Bear in mind that Revenue is only interested in understanding the specific technological or scientific advancement made. It doesn’t need to know the twists and turns of the actual journey, but what R&D took place to solve the problem.

Your technical narrative is the beating heart of your R&D Tax Credits claim. This is your chance to not only prove that qualifying research and development occurred, but also what technical challenges were addressed. Don’t forget, it doesn’t matter if your R&D project as a whole was actually successful in its aims; it may have even been abandoned altogether. It’s the ‘voyage of discovery’ that really matters here.

As you’re creating your R&D technical narrative, remember to make it brief and to the point; this is about quality over quantity, and simply making it as long as possible certainly won’t guarantee success. Remember, a Revenue inspector on the other end has to read many of these every day so make it easy for them. Concise, snappy sentences covering around 2 to 5 sides of A4 is ideal.

Try not to use too much jargon either. Revenue inspectors need to be clear on exactly what the scientific and technical challenges were and how your team set about solving them. Technical jargon and buzzwords, if used too heavily, are likely to be rather off-putting.

Another point to mention is this: Make sure your R&D technical narrative matches the size of your claim. It sounds like a slightly odd thing to say, but it actually does make a difference. It’s tempting to waffle on, especially when you’re naturally keen to shout about your innovative work from the rooftops. But again, think short, sharp and concise!
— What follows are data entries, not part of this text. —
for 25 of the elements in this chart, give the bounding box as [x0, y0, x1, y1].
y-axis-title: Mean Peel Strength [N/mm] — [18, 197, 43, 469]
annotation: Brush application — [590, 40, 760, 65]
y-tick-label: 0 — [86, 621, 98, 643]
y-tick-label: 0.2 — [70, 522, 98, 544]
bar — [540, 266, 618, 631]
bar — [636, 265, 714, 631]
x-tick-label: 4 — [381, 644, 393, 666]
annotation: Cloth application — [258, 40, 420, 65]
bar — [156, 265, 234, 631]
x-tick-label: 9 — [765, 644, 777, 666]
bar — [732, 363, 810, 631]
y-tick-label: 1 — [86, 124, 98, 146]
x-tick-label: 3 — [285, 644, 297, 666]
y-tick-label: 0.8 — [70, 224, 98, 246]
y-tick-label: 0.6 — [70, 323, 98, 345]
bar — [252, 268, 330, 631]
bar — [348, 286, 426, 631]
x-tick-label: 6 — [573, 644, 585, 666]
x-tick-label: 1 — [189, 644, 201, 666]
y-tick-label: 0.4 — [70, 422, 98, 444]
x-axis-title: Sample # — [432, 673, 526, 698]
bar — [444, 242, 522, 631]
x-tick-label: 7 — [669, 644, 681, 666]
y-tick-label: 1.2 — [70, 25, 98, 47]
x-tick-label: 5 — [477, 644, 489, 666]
Just going back to the success of your project. Make sure you still include information about R&D projects that didn’t actually come off as planned. Yes you’ll want to paint your work, and your company, in the best light possible which makes it tempting to miss out anything that didn’t quite go to plan. But in fact, when you include this kind of information in your technical narrative you’re actually demonstrating to Revenue how difficult the problem really was to solve, even for a competent professional. This will add some serious mileage to your R&D Tax Credit claim, again boosting your chances of success. It’s cash that your company can plough into further R&D work, helping to build the kind of innovations that shape the future.